Int. J. Morphol. vol.36 no.3 Temuco set. 2018

http://dx.doi.org/10.4067/S0717-95022018000301028 

Articles

¿Algunos Epónimos y Topónimos como Coincidencias Terminológicas?

¿Some Eponyms and Toponyms as Terminological Coincidences?

Jorge Eduardo Duque-Parra1  3 

John Barco-Ríos1 

Alejandro Restrepo-Bustamante2 

1 Departamento de Ciencias Básicas, Programa de Medicina, Universidad de Caldas, Caldas, Colombia.

2 Departamento de Programa de Medicina, Universidad de Caldas, Caldas, Colombia.
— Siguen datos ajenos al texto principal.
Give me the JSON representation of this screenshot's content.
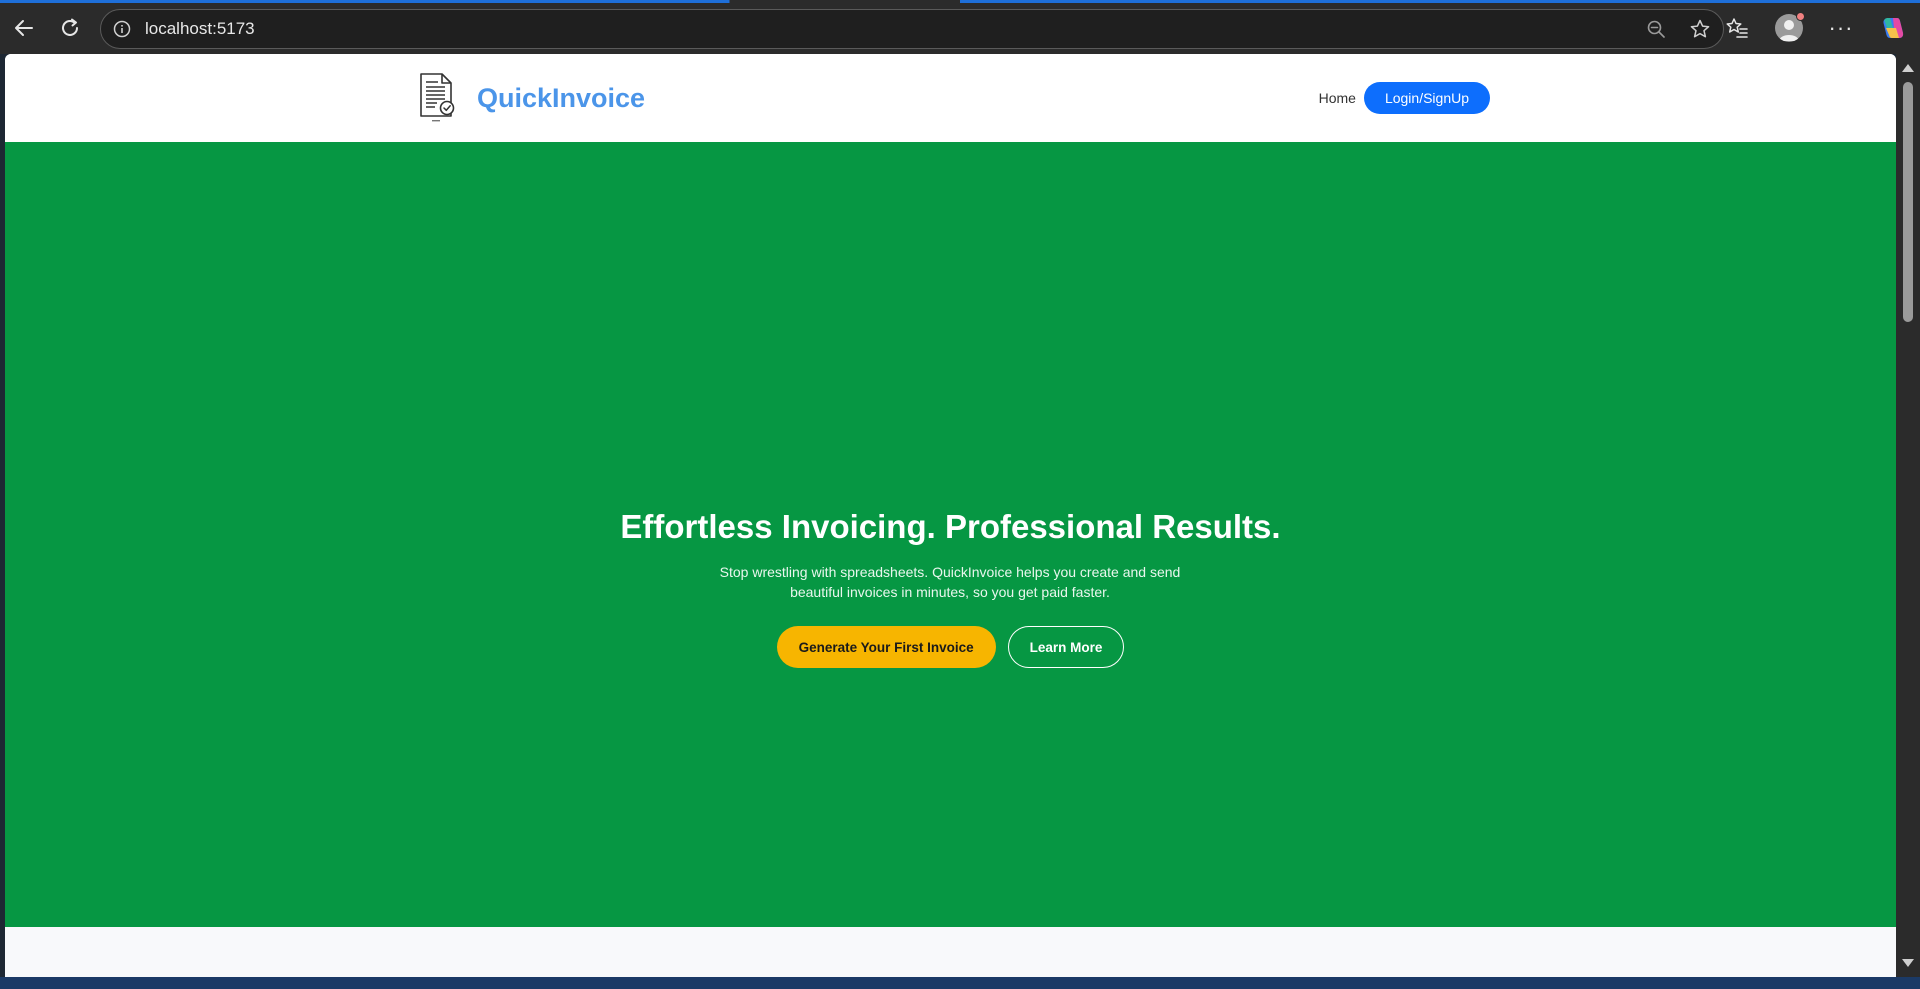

3 Programa de Medicina, Universidad de Manizales, Manizales, Colombia.

RESUMEN:

Los epónimos y los topónimos se han utilizado desde hace siglos en la anatomía para nombrar muchas estructuras corporales, pero curiosamente algunos de estos nombres también figuran en la literatura no morfológica, por lo que se plantea si se trata de meras coincidencias terminológicas. Se analizó el origen etimológico de los términos céfalo, tórax, ilión, meninge, nervios y pedio, que aparecen en la literatura no morfológica desde antes de nuestra era y se comparó con el significado que se les da en la terminología anatómica. Algunos términos usados en la anatomía aparentemente no son considerados como epónimos o topónimos, sin embargo, varios personajes históricos y ciertos lugares geográficos tienen coincidencialmente esos mismos nombres. Por tanto, se plantea la posibilidad que tales términos hayan pasado inadvertidos y que realmente hacen parte de la eponimia morfológica. Por lo tanto, los términos céfalo, tórax, ilión, meninge, nervios y pedio son epónimos y topónimos poco conocidos, aunque cabe la posibilidad que sean simples coincidencias terminológicas.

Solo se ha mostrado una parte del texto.